Friday, January 25, 2013

When practice is over and you're mad at yourself


After practice a few nights ago, one of my fresh meat teammates posted on Facebook that she left practice frustrated.  That she wants it, but it's hard.  (I'm paraphrasing.)  I experience this frequently as well.  Monday, for instance, was not a good practice for me.  Minutes before arriving, I got a phone call that left me worried and anxious all night.  There was nothing we could do about it, so I went to practice, thankful for the distraction.

After stretches, we started out with an endurance drill.  Perhaps I am the exception, but I enjoy these most of all.  For the first few minutes of practice, we pulled and pushed each other repeatedly around the track.  That was fun.  Later, though, we played a game called four corners.  Most of our skaters had played at least once or twice before, but I missed those practices, so it was my first time.  It took me at least four rounds to even figure out what I was supposed to be doing, and once I did, I didn't do it well.  Positional blocking is an ongoing struggle.  Hitting and pushing is clumsy, and jamming...  Well, I am trying!  I love how four corners simplified blocking and jamming to help me understand the basic techniques involved, but I was still disappointed in myself.  Then I thought about that phone call I'd gotten and just wanted to go home, eat donuts, and drink wine.  I didn't do it, but I wanted to!  During the drive home on nights like these, I ask myself:  What are you afraid of?  Why didn't you just go for it?  Why aren't you faster, sharper, braver?  When my inner critic starts tearing me down and I want to cry, I think about where I started.

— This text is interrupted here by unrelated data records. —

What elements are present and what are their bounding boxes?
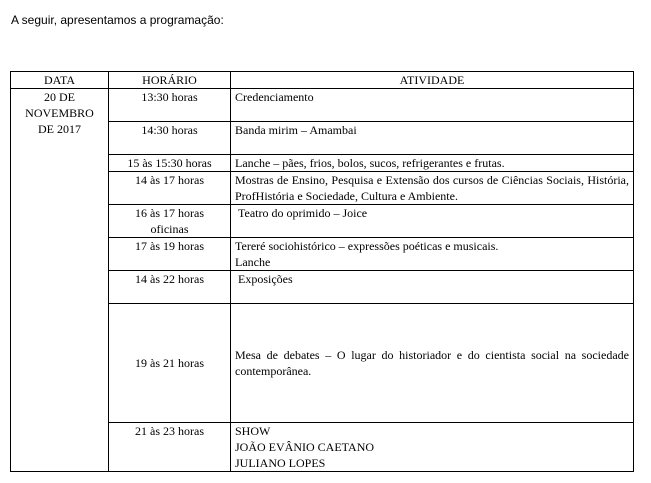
schedule-table (10, 71, 634, 472)
time-text: 14 às 22 horas (135, 272, 204, 286)
time-text: 19 às 21 horas (135, 356, 204, 370)
activity-cell (231, 205, 634, 238)
time-text: 14:30 horas (141, 123, 198, 137)
time-cell (109, 271, 231, 304)
header-activity: ATIVIDADE (231, 72, 634, 89)
time-cell (109, 89, 231, 122)
activity-text: Mostras de Ensino, Pesquisa e Extensão dos cursos de Ciências Sociais, História, ProfHistória e Sociedade, Cultura e Ambiente. (235, 173, 629, 203)
time-cell (109, 172, 231, 205)
time-text: 13:30 horas (141, 90, 198, 104)
activity-text: Banda mirim – Amambai (235, 123, 357, 137)
activity-text: Credenciamento (235, 90, 314, 104)
activity-cell (231, 155, 634, 172)
time-text: 21 às 23 horas (135, 424, 204, 438)
time-text: 14 às 17 horas (135, 173, 204, 187)
activity-cell (231, 271, 634, 304)
time-text: 17 às 19 horas (135, 239, 204, 253)
time-text: 16 às 17 horas (135, 206, 204, 220)
activity-text: Lanche – pães, frios, bolos, sucos, refrigerantes e frutas. (235, 156, 505, 170)
header-date: DATA (11, 72, 109, 89)
activity-text: Exposições (238, 272, 293, 286)
activity-text: Mesa de debates – O lugar do historiador e do cientista social na sociedade contemporânea. (235, 348, 629, 378)
activity-cell (231, 89, 634, 122)
time-cell (109, 304, 231, 423)
intro-text: A seguir, apresentamos a programação: (11, 13, 224, 27)
time-cell (109, 238, 231, 271)
header-time: HORÁRIO (109, 72, 231, 89)
activity-cell (231, 304, 634, 423)
activity-text: Lanche (235, 255, 271, 269)
time-cell (109, 423, 231, 472)
activity-cell (231, 423, 634, 472)
time-text: oficinas (150, 222, 189, 236)
time-text: 15 às 15:30 horas (127, 156, 212, 170)
activity-text: SHOW (235, 424, 271, 438)
table-row (11, 89, 634, 122)
time-cell (109, 205, 231, 238)
time-cell (109, 155, 231, 172)
activity-cell (231, 172, 634, 205)
activity-cell (231, 238, 634, 271)
activity-cell (231, 122, 634, 155)
time-cell (109, 122, 231, 155)
date-line: NOVEMBRO (25, 106, 94, 120)
date-cell (11, 89, 109, 472)
date-line: 20 DE (44, 90, 75, 104)
date-line: DE 2017 (38, 122, 81, 136)
activity-text: Tereré sociohistórico – expressões poéticas e musicais. (235, 239, 499, 253)
activity-text: Teatro do oprimido – Joice (238, 206, 368, 220)
activity-text: JULIANO LOPES (235, 456, 326, 470)
activity-text: JOÃO EVÂNIO CAETANO (235, 440, 375, 454)
table-header-row (11, 72, 634, 89)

Then:  I could skate, but I couldn't stop or even slow down.  If someone called me off the rink, I'd say "just a minute, I'll be right there!" while I slowly circled around.
Now:  I can plow stop!  I can t-stop, too, although it's not my favorite.  If I'm not going too fast, I can do a 180 toe-stop.

Then:  My crossovers were choppy and timid and barely there.
Now:  I can do them, and have moved on to cleaning up my clockwise crossovers.

Then:  Once I got up to a somewhat decent speed, it scared me because I'd never moved that fast outside of a car.
Now:  I am almost skating my 25 in 5.  Just need to shave a few seconds off!  Speed doesn't bother me anymore.

Then:  I constantly thought, "OMG don't touch me I'll fall!!!"
Now:  Last practice we had a whips race in which partners take turns slinging each other around the track to catch the other team.  I accidentally clawed Torch's arm, leaving a mark.  We lost that round but won the next one.  I'm not afraid of whips anymore!  But I do need to cut my nails.

Then:  Skating in a pack at all was terrifying.  While clumsily trying to weave in a pace line, I thought I might die.
Now:  We do hitting and weaving in a pace line, and while I'm not great at it, I'm okay.  I usually manage to hit my targets now, rather than whizzing past them and having to back up for a second try.  When others hit me, I usually stay up.

Before I started in June, I never could have imagined myself doing these things.  When you're feeling down on yourself, remember where you started.  Even on those crappy days that might have you wondering why you laced up at all, progress is made.  Those crappy days are landmarks on the way to your personal finish line, and as long as you are trying, you are getting something done.  I might have sucked at four corners, but I learned a couple of new things about blocking and next time I won't be quite so lost in the grass.  While success in this sport is hard-won, it helps me to remember where I started.  When I think about how much I've changed already, it reminds me why I wanted this.  Then I imagine myself continuing that gradual upward curve until I'm passing assessments, scrimmaging, skating in my first bout.  I'm on my way!

Where did you begin?  It only makes sense that you'll reach your goal if you keep investing your time and energy!